Berarti itu tidak boleh di-share, tidak boleh disampaikan.

"Tadi siang saya ketemu dengan ustadz Anu, dia ngomong begini-begini."

Haram hukumnya. Walaupun dia tidak mengatakan, "Ini rahasia lho!" 

Tidak boleh, hukumnya haram. Dan itu salah satu tanda orang munafik.

Kalau misalnya ada orang bilang, "Saya hanya mau bicara dengan anda." Itu berarti rahasia. 

"Ustadz, bisa kita bicara sekarang?" 

"Nanti aja ketika orang sudah pada pulang." 

Itu artinya rahasia. Kalau terbuka ngapain tunggu orang pada pulang. Itu indikasi rahasia. Tidak boleh kita buka. Haram hukumnya buka. Kita harus paham.

Nah, kalau di sosmed gimana? 

Kalau ada orang yang japri kita. Dia ada digroup nih, terus tiba-tiba dia japri. Eh, kita foto japriannya, kita masukin ke group. 

Itu rahasia. Kan japri. Jaringan pribadi. Kenapa dimasukin ke group? Tidak perlu dikasih tahu lagi. Anda harus paham. Kalau kita masukan, khianat kita. 

Nah, ini sering terjadi atau tidak? Sering.

Ada seseorang japri-japrian dengan seorang ustadz atau dengan seorang. Kemudian dimasukin ke groupnya. 

"Tadi ustadz A bilang seperti ini."

Ini tidak boleh. Hukumnya haram di dalam Islam.

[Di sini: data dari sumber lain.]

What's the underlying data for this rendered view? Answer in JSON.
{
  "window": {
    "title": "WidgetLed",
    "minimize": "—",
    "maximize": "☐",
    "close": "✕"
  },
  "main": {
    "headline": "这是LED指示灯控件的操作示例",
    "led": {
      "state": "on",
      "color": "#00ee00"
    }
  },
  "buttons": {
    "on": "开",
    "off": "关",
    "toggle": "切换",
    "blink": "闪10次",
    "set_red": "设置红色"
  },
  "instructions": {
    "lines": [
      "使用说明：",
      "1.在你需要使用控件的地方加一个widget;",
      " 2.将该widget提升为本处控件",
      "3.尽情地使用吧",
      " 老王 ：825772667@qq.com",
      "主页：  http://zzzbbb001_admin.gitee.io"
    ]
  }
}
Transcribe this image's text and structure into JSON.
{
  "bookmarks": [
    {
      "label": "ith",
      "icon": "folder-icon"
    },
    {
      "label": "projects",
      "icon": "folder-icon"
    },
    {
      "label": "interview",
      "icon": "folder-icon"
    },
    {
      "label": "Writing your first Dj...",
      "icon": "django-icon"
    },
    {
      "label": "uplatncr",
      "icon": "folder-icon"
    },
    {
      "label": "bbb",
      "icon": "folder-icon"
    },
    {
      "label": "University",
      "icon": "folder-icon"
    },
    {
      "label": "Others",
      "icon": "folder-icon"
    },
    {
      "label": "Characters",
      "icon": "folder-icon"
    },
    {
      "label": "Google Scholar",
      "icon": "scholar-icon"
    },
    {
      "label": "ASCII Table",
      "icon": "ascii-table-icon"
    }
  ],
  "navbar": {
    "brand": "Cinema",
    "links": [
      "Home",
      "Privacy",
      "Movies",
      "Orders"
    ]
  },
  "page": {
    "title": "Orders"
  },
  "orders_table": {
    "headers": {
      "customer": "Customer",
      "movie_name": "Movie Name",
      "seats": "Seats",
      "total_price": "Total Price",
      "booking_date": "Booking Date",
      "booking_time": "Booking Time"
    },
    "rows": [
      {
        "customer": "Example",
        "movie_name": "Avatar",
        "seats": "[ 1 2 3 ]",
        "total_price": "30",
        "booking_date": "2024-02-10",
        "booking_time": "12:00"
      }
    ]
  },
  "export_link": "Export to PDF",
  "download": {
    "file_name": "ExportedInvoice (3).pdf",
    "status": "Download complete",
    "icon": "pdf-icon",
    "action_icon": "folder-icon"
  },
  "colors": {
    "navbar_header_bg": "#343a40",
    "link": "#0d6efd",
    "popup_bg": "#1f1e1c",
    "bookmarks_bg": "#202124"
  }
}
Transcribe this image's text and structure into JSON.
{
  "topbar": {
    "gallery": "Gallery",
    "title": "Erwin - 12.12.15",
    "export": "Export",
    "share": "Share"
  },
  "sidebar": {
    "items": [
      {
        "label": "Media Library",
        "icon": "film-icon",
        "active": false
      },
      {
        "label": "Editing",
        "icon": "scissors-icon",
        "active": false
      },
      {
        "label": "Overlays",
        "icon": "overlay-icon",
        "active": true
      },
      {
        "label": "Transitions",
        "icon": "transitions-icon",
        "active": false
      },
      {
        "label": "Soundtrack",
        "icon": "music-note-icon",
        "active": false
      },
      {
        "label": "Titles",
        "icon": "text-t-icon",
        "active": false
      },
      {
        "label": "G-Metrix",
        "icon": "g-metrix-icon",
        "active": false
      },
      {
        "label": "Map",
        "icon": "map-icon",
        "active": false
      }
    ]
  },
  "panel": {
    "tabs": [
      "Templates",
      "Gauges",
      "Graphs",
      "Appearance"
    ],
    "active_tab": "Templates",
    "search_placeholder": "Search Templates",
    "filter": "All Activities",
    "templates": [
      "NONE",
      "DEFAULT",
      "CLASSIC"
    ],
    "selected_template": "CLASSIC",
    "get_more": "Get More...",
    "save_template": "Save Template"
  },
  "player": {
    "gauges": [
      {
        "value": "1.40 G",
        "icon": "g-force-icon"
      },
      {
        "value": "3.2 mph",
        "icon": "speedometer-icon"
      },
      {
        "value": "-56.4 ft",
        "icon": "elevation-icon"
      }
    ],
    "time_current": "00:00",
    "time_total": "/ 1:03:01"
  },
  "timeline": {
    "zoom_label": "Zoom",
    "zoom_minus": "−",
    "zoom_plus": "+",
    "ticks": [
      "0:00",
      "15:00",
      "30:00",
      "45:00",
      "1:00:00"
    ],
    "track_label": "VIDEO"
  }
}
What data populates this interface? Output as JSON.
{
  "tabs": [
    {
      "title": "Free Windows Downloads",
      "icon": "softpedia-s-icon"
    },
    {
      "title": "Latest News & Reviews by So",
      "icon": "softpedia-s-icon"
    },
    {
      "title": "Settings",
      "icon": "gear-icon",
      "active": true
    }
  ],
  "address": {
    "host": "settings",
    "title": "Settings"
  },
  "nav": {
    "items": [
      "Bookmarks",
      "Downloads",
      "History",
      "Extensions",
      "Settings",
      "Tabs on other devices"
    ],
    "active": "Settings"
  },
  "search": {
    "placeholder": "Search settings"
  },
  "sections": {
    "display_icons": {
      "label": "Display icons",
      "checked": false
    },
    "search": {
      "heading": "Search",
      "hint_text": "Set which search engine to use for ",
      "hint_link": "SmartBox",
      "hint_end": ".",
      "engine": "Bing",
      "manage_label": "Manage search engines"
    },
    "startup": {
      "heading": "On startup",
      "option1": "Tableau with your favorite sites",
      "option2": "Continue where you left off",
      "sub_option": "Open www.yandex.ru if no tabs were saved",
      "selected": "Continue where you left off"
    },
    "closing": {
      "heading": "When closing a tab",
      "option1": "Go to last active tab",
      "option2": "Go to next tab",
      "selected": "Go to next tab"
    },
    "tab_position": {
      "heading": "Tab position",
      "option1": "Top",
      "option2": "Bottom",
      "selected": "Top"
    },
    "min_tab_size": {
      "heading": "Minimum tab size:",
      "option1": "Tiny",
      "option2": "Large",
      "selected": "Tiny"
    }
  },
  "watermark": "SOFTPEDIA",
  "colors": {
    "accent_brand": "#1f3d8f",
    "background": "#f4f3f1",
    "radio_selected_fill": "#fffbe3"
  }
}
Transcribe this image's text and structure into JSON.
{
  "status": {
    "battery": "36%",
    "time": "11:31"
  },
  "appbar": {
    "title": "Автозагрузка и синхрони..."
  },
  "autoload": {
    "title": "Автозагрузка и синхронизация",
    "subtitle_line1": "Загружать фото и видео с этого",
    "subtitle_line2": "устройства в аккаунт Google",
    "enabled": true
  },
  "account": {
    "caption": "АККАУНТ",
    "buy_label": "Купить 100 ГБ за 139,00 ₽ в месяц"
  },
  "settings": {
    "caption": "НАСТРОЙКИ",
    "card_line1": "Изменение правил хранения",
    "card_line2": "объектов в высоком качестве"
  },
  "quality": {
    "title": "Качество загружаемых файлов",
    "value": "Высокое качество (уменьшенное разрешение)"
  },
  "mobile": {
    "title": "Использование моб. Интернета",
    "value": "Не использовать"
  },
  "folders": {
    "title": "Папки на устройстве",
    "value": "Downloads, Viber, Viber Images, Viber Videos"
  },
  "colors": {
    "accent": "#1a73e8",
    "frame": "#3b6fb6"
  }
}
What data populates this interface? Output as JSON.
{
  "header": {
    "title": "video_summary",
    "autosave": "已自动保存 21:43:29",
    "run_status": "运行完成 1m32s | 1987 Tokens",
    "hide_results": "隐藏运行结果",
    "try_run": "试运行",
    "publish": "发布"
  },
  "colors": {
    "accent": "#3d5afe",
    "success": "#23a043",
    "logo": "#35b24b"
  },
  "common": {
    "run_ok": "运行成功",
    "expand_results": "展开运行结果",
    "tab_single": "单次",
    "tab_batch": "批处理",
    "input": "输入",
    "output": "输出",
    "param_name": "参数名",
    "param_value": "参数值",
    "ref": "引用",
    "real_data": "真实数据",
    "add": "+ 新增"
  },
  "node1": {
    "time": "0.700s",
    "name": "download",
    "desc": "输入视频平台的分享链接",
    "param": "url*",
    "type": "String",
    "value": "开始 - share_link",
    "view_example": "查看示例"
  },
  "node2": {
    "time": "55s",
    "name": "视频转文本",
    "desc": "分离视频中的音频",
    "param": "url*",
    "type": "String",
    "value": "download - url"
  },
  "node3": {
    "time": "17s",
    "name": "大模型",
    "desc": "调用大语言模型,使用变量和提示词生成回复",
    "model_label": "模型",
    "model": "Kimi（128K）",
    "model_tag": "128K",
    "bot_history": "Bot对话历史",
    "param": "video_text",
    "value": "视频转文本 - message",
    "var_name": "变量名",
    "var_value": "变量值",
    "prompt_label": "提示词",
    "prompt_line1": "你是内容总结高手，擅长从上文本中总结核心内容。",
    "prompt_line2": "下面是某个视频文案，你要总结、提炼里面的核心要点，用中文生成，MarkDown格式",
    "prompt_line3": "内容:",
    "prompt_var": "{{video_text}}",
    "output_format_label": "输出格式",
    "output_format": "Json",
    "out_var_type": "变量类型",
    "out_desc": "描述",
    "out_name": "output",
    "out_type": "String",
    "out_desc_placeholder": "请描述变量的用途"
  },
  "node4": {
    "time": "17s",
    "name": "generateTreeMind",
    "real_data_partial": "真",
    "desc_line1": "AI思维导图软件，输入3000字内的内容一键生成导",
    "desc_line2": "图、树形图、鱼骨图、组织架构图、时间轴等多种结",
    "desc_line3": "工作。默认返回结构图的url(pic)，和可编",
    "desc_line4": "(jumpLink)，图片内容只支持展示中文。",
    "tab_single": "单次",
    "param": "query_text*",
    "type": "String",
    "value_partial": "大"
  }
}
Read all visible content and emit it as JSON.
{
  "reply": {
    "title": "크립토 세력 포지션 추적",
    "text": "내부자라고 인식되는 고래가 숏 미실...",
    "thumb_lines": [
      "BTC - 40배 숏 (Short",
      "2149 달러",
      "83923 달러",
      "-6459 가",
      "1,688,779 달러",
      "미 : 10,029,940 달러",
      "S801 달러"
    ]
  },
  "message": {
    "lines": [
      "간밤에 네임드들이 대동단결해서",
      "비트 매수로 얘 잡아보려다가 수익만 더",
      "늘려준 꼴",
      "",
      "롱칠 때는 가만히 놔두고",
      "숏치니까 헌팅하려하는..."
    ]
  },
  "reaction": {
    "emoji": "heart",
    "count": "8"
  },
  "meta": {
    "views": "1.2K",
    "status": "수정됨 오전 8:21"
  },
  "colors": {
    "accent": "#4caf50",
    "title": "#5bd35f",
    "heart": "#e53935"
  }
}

Atau, ketika kita misalnya bicara secara tertutup, tidak boleh merekam. Oleh sebagian pihak direkam. Tidak boleh merekam tanpa sepengetahuan si pembicara, karena itu ranah privat. Tidak boleh kita merekam tanpa ijin, bukan ranah publik. Dan ini fatal.

Wallahu Ta'ala A'lam bish Shawwab.


(6) Point yang keenam: FILTER / SARING

Kita harus tahu tidak semua yang kita dengar, kita sampaikan atau kita share. Kita filter dulu. 

Tidak semua yang masuk ke handphone kita, kita bisa posting dengan enaknya ke group-group yang lain, atau ke facebook kita, atau ke twitt kita dan lain sebagainya.

كَفَى بِالْمَرْءِ كَذِبًا أَنْ يُحَدِّثَ بِكُلِّ مَا سَمِعَ

"Cukuplah seseorang dikatakan pendusta, kalau dia menceritakan setiap yang dia dengar."

(HR Muslim nomor 6 versi Syarh Muslim nomor 5)

Itu berdusta katanya. Cukuplah kita dikatakan pendusta, kalau ada setiap artikel masuk langsung kita share. Setiap yang kita dengar kita share itu pendusta. Tidak boleh.

Kan itu tadi. Ada ranah privat. Kita harus tahu fiqihnya. Tidak bisa tiap dengar share, tiap dengar share, setiap dengar share, setiap dengar sampaikan.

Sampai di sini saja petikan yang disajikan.